I'm learning about inference by running vLLM on a k8s cluster (EKS), building a ...

iugtmkbdfil834 · 2026-05-10T19:06:09 1778439969

Deeper dives into those uncover interesting limitations that don't seem to be documented anywhere. On the other hand, it is through those reverse shibboleths that I am now able to tell that my boss's boss has no idea what he is talking about llm-wise.

korbonits · 2026-05-11T22:09:12 1778537352

Have you considered using vLLM on top of Ray Serve (on EKS with KubeRay)? KubeRay makes Ray cluster-aware and there could be some optimizations you could make e.g. keeping that GPU fully utilized all the time :)

nicoinstrument · 2026-05-12T05:10:01 1778562601

Thanks for the suggestion! Have you found that Ray Serve’s built-in autoscaling plays nicely with custom SLO-based concurrency limits, or do you usually let Ray handle the load balancing entirely?"

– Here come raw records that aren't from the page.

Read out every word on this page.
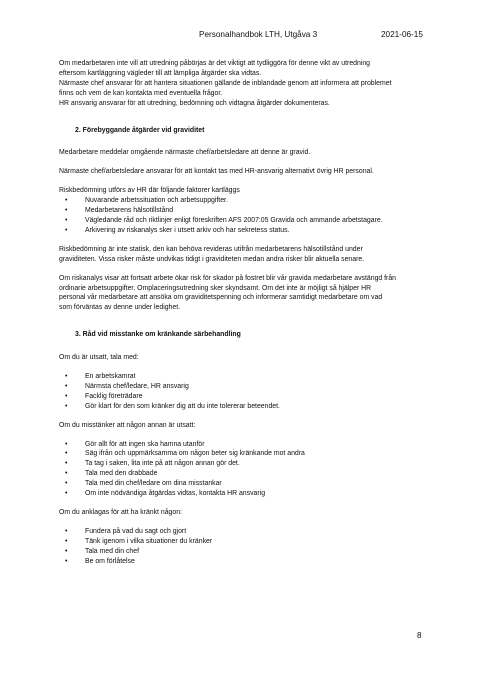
Personalhandbok LTH, Utgåva 3	2021-06-15
Om medarbetaren inte vill att utredning påbörjas är det viktigt att tydliggöra för denne vikt av utredning
eftersom kartläggning vägleder till att lämpliga åtgärder ska vidtas.
Närmaste chef ansvarar för att hantera situationen gällande de inblandade genom att informera att problemet
finns och vem de kan kontakta med eventuella frågor.
HR ansvarig ansvarar för att utredning, bedömning och vidtagna åtgärder dokumenteras.
2. Förebyggande åtgärder vid graviditet
Medarbetare meddelar omgående närmaste chef/arbetsledare att denne är gravid.
Närmaste chef/arbetsledare ansvarar för att kontakt tas med HR-ansvarig alternativt övrig HR personal.
Riskbedömning utförs av HR där följande faktorer kartläggs
• Nuvarande arbetssituation och arbetsuppgifter.
• Medarbetarens hälsotillstånd
• Vägledande råd och riktlinjer enligt föreskriften AFS 2007:05 Gravida och ammande arbetstagare.
• Arkivering av riskanalys sker i utsett arkiv och har sekretess status.
Riskbedömning är inte statisk, den kan behöva revideras utifrån medarbetarens hälsotillstånd under
graviditeten. Vissa risker måste undvikas tidigt i graviditeten medan andra risker blir aktuella senare.
Om riskanalys visar att fortsatt arbete ökar risk för skador på fostret blir vår gravida medarbetare avstängd från
ordinarie arbetsuppgifter. Omplaceringsutredning sker skyndsamt. Om det inte är möjligt så hjälper HR
personal vår medarbetare att ansöka om graviditetspenning och informerar samtidigt medarbetare om vad
som förväntas av denne under ledighet.
3. Råd vid misstanke om kränkande särbehandling
Om du är utsatt, tala med:
• En arbetskamrat
• Närmsta chef/ledare, HR ansvarig
• Facklig företrädare
• Gör klart för den som kränker dig att du inte tolererar beteendet.
Om du misstänker att någon annan är utsatt:
• Gör allt för att ingen ska hamna utanför
• Säg ifrån och uppmärksamma om någon beter sig kränkande mot andra
• Ta tag i saken, lita inte på att någon annan gör det.
• Tala med den drabbade
• Tala med din chef/ledare om dina misstankar
• Om inte nödvändiga åtgärdas vidtas, kontakta HR ansvarig
Om du anklagas för att ha kränkt någon:
• Fundera på vad du sagt och gjort
• Tänk igenom i vilka situationer du kränker
• Tala med din chef
• Be om förlåtelse
8
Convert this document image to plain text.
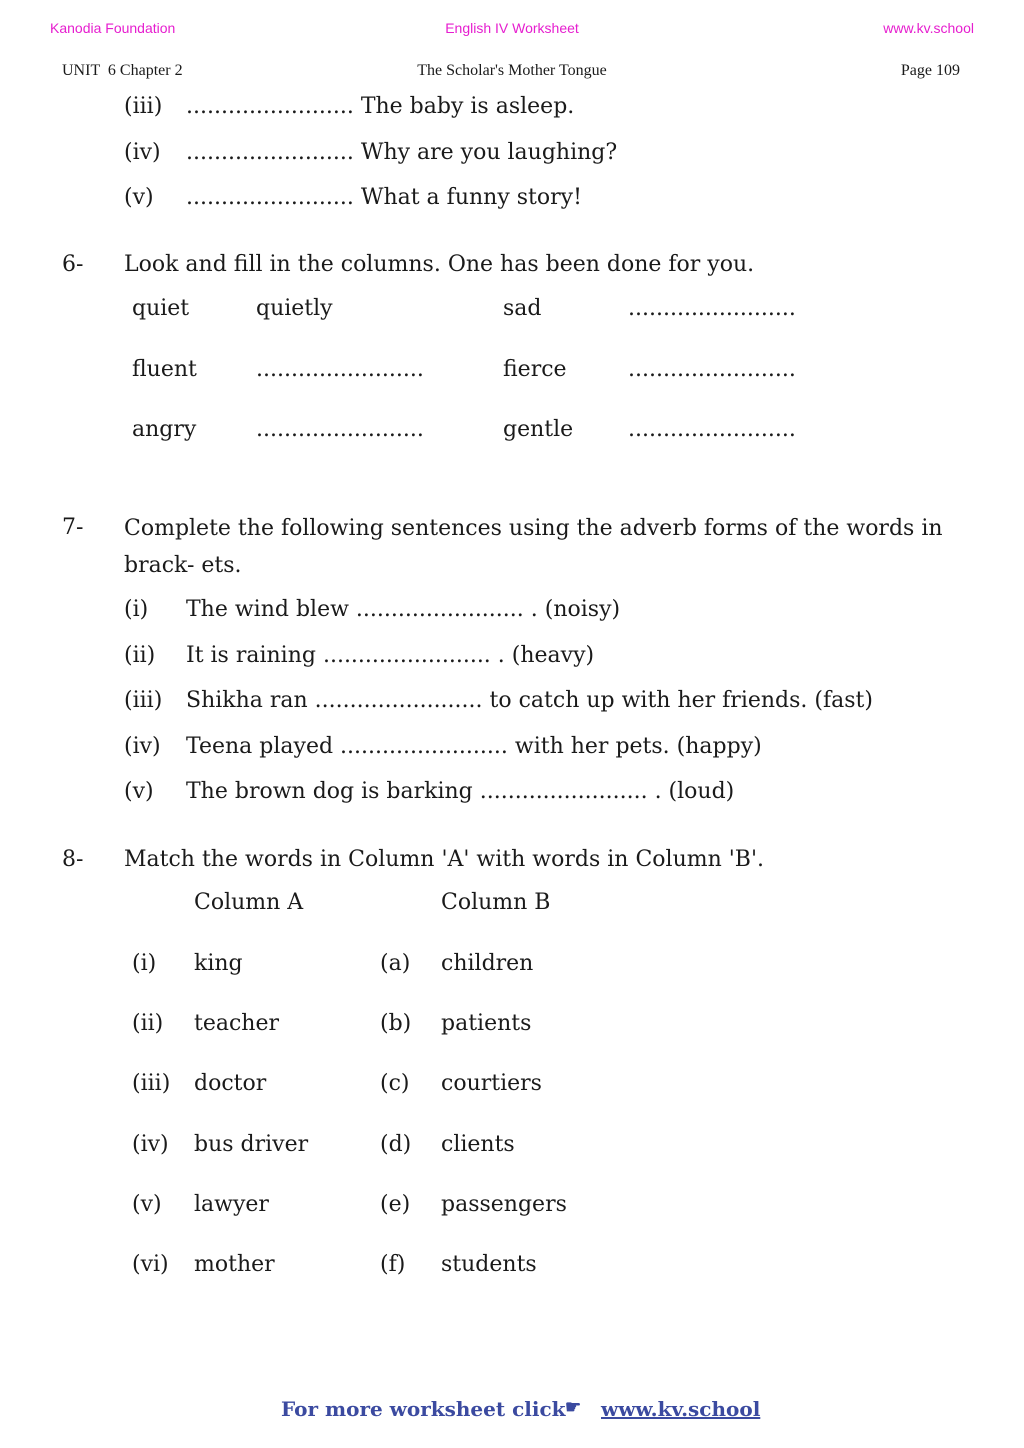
Kanodia Foundation	English IV Worksheet	www.kv.school
UNIT  6 Chapter 2	The Scholar's Mother Tongue	Page 109
(iii) ........................ The baby is asleep.
(iv) ........................ Why are you laughing?
(v) ........................ What a funny story!
6- Look and fill in the columns. One has been done for you.
quiet	quietly	sad	........................
fluent	........................	fierce	........................
angry	........................	gentle ........................
7- Complete the following sentences using the adverb forms of the words in brack- ets.
(i) The wind blew ........................ . (noisy)
(ii) It is raining ........................ . (heavy)
(iii) Shikha ran ........................ to catch up with her friends. (fast)
(iv) Teena played ........................ with her pets. (happy)
(v) The brown dog is barking ........................ . (loud)
8- Match the words in Column 'A' with words in Column 'B'.
Column A	Column B
(i) king	(a) children
(ii) teacher	(b) patients
(iii) doctor	(c) courtiers
(iv) bus driver	(d) clients
(v) lawyer	(e) passengers
(vi) mother	(f) students
For more worksheet click ☛ www.kv.school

korbonits · 2026-05-12T18:06:36 1778609196

To be honest, I don't know because I have not hit many of those limits due to what I would call "moderate" scale. So far, I have just provisioned enough pods to handle the traffic as-is without using KubeRay. So k8s is handling the load balancing adequately at the moment, but Ray serve is not cluster-aware, only pod aware, for now.